The area where the provider must make improvement is:

  • Ensure the security of medicines, test results and prescriptions at all times.

In addition, the provider should:

  • Undertake work to increase the number of patients identified as carers.

  • Continue to work to improve patient satisfaction through patient feedback to ensure it meets the needs of the patients and the practice.

  • Ensure that the practice premises meets accessibility expectations for patients with disabilities, those using wheelchairs and parents with children in pushchairs.

  • Ensure that the current cycle of appraisals is completed by April 2017 and that annual appraisals take place thereafter.

Professor Steve Field (CBE FRCP FFPH FRCGP) 

Chief Inspector of General Practice

24 September 2013

During a routine inspection

During our announced inspection we spoke with six patients, clinical staff, the practice manager, administration staff and receptionists.

The six patients we spoke with told us they were treated with care and respect and had their privacy upheld.
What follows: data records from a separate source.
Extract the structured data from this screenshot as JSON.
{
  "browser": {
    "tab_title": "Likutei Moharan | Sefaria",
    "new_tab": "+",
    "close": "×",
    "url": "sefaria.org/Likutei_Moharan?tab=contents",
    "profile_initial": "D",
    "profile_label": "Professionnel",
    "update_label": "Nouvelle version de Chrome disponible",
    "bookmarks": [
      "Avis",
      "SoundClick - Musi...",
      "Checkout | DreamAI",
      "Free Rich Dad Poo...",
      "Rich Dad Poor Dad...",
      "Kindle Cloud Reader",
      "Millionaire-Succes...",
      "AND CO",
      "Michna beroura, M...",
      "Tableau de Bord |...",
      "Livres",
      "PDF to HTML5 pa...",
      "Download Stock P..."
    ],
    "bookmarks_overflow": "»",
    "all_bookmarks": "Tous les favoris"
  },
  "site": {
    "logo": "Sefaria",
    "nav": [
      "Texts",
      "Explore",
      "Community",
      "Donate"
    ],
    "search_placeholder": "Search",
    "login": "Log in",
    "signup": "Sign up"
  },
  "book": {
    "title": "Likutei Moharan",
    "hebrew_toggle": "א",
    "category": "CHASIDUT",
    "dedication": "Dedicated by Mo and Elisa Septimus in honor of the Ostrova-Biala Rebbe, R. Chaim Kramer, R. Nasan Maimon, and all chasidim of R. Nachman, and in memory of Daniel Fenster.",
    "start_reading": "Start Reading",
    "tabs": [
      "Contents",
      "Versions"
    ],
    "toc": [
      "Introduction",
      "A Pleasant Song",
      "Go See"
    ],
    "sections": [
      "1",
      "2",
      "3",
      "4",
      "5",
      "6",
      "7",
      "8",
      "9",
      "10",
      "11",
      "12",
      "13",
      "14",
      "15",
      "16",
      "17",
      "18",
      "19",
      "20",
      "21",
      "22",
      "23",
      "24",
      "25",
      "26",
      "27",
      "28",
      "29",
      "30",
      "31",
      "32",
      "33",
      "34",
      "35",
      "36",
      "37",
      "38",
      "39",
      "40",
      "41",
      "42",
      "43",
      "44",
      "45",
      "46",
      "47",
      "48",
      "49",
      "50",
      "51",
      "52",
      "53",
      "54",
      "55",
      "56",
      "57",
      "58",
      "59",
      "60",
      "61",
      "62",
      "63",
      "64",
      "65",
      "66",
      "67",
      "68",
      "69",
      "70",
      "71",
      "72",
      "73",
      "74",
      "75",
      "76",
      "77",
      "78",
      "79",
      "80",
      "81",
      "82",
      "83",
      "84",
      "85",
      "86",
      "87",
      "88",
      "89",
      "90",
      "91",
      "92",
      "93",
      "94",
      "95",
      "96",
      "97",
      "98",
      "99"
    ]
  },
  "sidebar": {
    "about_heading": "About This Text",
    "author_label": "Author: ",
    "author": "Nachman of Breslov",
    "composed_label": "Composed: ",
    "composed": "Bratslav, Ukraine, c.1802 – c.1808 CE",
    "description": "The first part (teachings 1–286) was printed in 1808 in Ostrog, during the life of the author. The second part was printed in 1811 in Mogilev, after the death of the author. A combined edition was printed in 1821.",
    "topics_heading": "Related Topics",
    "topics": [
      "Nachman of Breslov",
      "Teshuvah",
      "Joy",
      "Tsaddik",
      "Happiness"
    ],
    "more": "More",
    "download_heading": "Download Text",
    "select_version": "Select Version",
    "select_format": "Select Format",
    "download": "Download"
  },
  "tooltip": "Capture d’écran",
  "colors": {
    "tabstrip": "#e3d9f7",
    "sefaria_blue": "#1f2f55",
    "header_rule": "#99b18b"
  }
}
One patient with mobility issues told us: "they have my tablets brought to my house for me.' Patients told us they thought the receptionist were 'friendly and helpful.' The patients we spoke with told us that they were able to obtain an appointment with the doctor when they needed to.

Patients' needs were assessed and care and treatment was planned and delivered in line with their individual wishes.

We saw that medicines were stored safely and there were robust systems in place to monitor medicines stock control.

We looked at the recruitment records of three people. We saw appropriate checks were in place to ensure people employed had the necessary skills, experience, qualifications and were of good character.

Patients were given the support they needed to make a comment or complaint. Records were clear and showed that patient's concerns or complaints had been responded to appropriately and the information was used to improve the service.